I’m not saying that The Crüe set their intellectual bar low, exactly. But I will say that I stubbed my toe on it when exiting the venue later in the evening. In fact, Mötley Crüe has the noticeably uncanny ability to boldly incorporate “F”-bombs where no man has incorporated before. While performing their 1990 single, “Don’t Go Away Mad (Just Go Away),” the band cleverly landed a surprise punch by transitioning into their own rock version of the recent Cee Lo Green R&B chart-buster, “Fuck You.” And in case anyone was having difficulty discerning Vince Neil’s now miraculously crystal-clear, well-enunciated vocals, the often censored lyrics to the popular hit flashed boldly across the enormous onstage video screens. For this flagrant “over-bombing” offense, refs penalized the band seven points.
In one of The Crüe’s more touching moments, the band gathered around drummer and best-selling author Tommy Lee, now sitting at a sparkly center-stage piano. Immediately following a campfire-style sing-along for the power ballad, “Home Sweet Home,” Lee announced, ” ‘Til the wheels fall off, fucker!” — apparently referring to the band’s unwavering commitment to remaining a team unit, no matter what, despite numerous intra-band squabbles, firings, and re-hirings over the years.
Throughout their set, The Crüe also incorporated the (over) use of scantily clad, onstage rock babes, presumably in an attempt to titillate male fans and to somehow intensify the general live experience for all. However, “Federation” codes of conduct seemed to have been violated when the aforementioned “babes” began gyrating and grinding on what looked to be wooden church pews with signs of the Cross clearly carved into the ends. For this, The Crüe was penalized an astounding fifteen points for “Unabashed Foolishness.”
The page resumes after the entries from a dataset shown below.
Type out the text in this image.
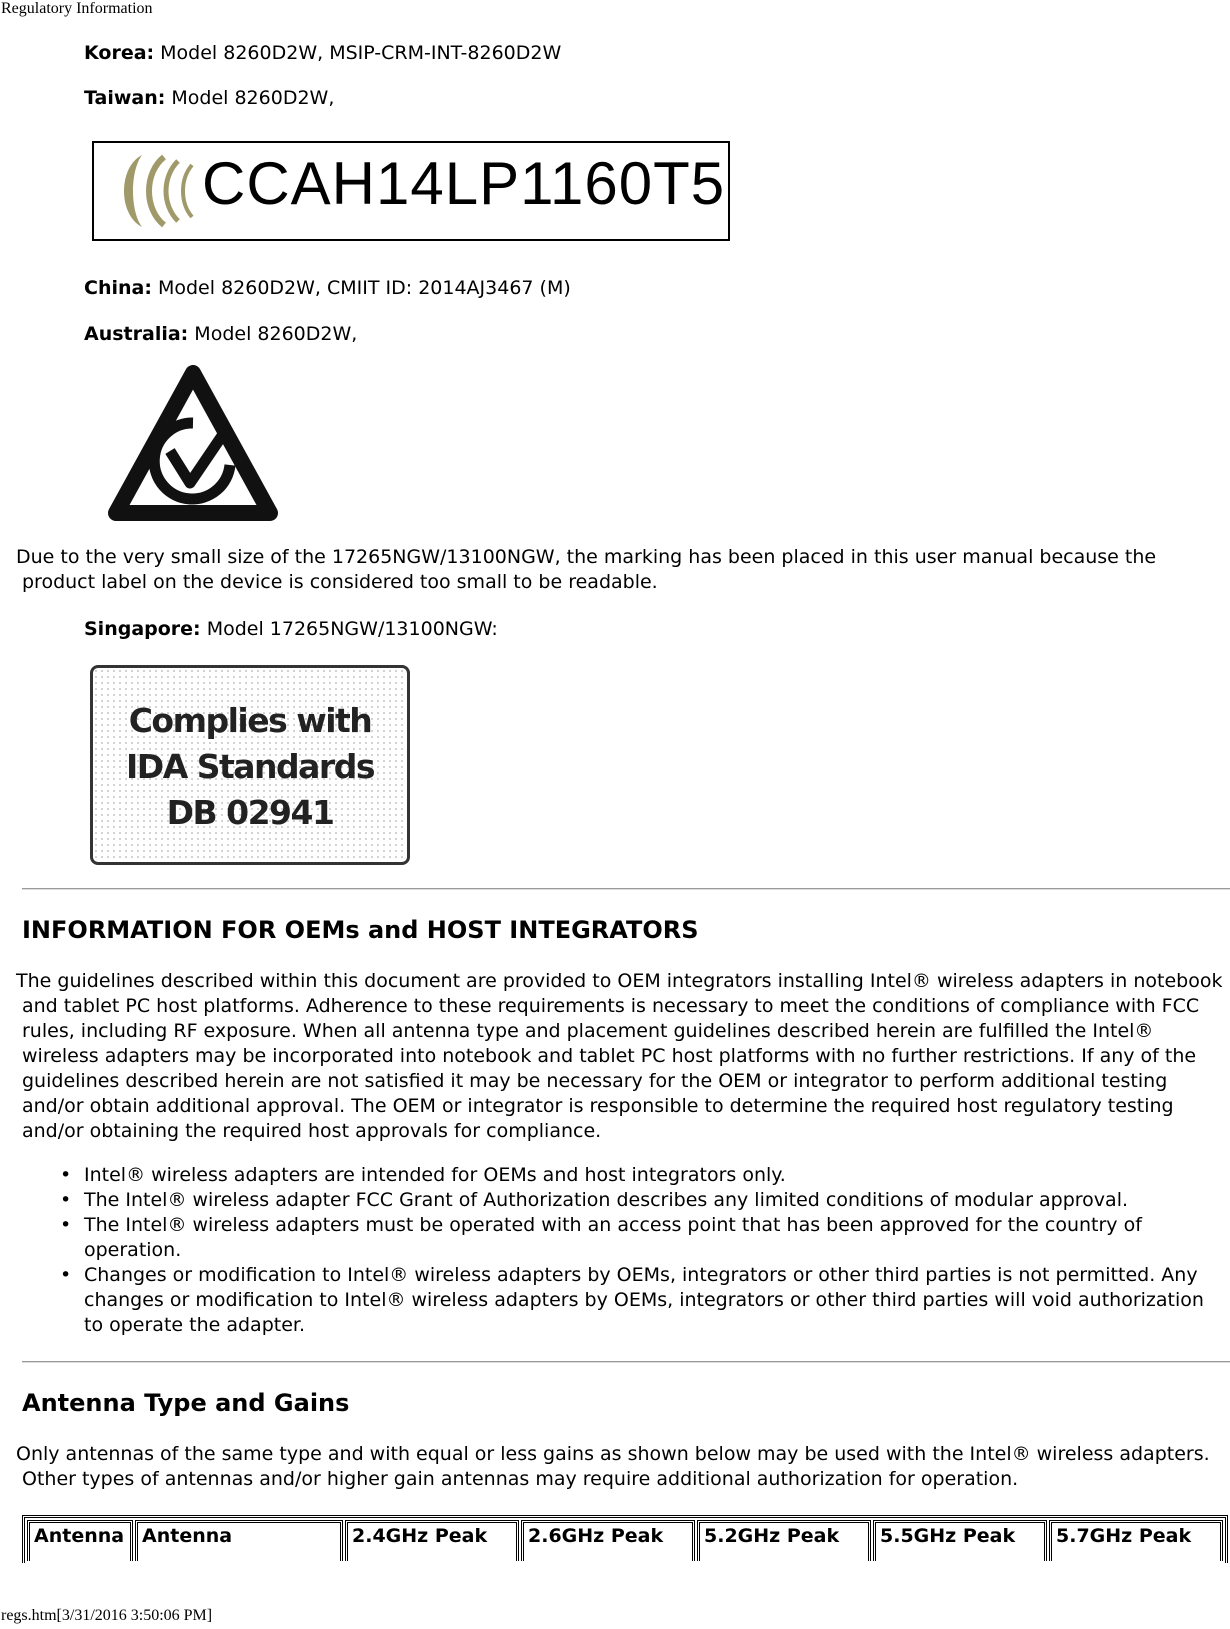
Regulatory Information

Korea: Model 8260D2W, MSIP-CRM-INT-8260D2W

Taiwan: Model 8260D2W,

CCAH14LP1160T5

China: Model 8260D2W, CMIIT ID: 2014AJ3467 (M)

Australia: Model 8260D2W,

Due to the very small size of the 17265NGW/13100NGW, the marking has been placed in this user manual because the product label on the device is considered too small to be readable.

Singapore: Model 17265NGW/13100NGW:

Complies with
IDA Standards
DB 02941
INFORMATION FOR OEMs and HOST INTEGRATORS

The guidelines described within this document are provided to OEM integrators installing Intel® wireless adapters in notebook and tablet PC host platforms. Adherence to these requirements is necessary to meet the conditions of compliance with FCC rules, including RF exposure. When all antenna type and placement guidelines described herein are fulfilled the Intel® wireless adapters may be incorporated into notebook and tablet PC host platforms with no further restrictions. If any of the guidelines described herein are not satisfied it may be necessary for the OEM or integrator to perform additional testing and/or obtain additional approval. The OEM or integrator is responsible to determine the required host regulatory testing and/or obtaining the required host approvals for compliance.

• Intel® wireless adapters are intended for OEMs and host integrators only.
• The Intel® wireless adapter FCC Grant of Authorization describes any limited conditions of modular approval.
• The Intel® wireless adapters must be operated with an access point that has been approved for the country of operation.
• Changes or modification to Intel® wireless adapters by OEMs, integrators or other third parties is not permitted. Any changes or modification to Intel® wireless adapters by OEMs, integrators or other third parties will void authorization to operate the adapter.
Antenna Type and Gains

Only antennas of the same type and with equal or less gains as shown below may be used with the Intel® wireless adapters. Other types of antennas and/or higher gain antennas may require additional authorization for operation.

Antenna	Antenna	2.4GHz Peak	2.6GHz Peak	5.2GHz Peak	5.5GHz Peak	5.7GHz Peak
regs.htm[3/31/2016 3:50:06 PM]
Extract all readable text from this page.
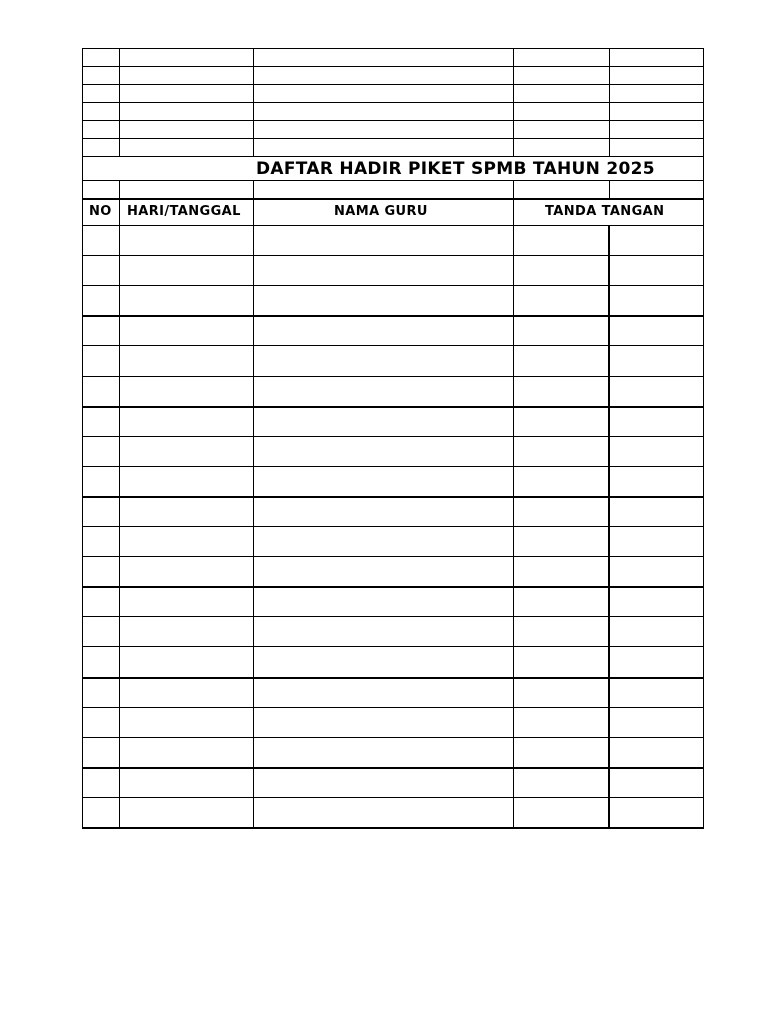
DAFTAR HADIR PIKET SPMB TAHUN 2025
NO HARI/TANGGAL	NAMA GURU	TANDA TANGAN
Team captain Nikki Sixx, the tattooed, leather-clad bassist and best-selling author, bravely led his crew through such other mighty Mötley mainstays as, “Primal Scream,” “Live Wire,” “Shout at the Devil,” “Same Ol’ Situation,” “Looks That Kill” and the non-nostalgic, “Saints of Los Angeles.” Often regarded as one of the quintessential rock stars of the last quarter-century, Sixx prowled back and forth from stage left to stage right throughout the performance, spitting on (and at) everything in sight along the way (deduct another three points for un-sportsman-like conduct) — ever mindful of dodging his microphone stand, dangling from the top of the ring, and swinging to and fro throughout the round.
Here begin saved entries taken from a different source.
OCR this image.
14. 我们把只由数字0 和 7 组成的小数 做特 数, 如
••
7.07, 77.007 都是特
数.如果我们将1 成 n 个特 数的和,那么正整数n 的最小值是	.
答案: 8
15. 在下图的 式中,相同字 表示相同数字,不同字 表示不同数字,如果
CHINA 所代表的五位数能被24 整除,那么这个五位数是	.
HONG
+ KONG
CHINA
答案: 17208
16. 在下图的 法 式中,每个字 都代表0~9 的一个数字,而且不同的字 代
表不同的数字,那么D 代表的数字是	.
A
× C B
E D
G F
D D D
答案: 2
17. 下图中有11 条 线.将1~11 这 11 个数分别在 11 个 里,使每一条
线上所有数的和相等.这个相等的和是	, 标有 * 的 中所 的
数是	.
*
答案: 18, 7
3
But it was Tommy Lee’s death-defying, roller-coaster drum solo that proved to be THE highlight of the evening and provided a certain opportunity for The Crüe to score a TKO. With his clear, acrylic Pearl drum kit literally built into an onstage roller-coaster track, Lee was sent ratcheting from side to side of the circular track, and ultimately left suspended, hanging upside down, approximately fifty feet in the air. But only Tommy Lee could actually “one up” a spectacle of such enormously über rock star proportions, and he did, as he stopped mid-solo to invite a member of the audience to join him for the remainder of the Space Mountain-like, rock and roll ride.
However, “The Tommy Lee Show” fell just short of providing the punch necessary to administer a decisive knockout. With blood, spit, and sweat on the floor and the stench of marijuana and sulfur in the air, the judges were split. But in the end, New York Dolls ultimately won this championship title fight — on points.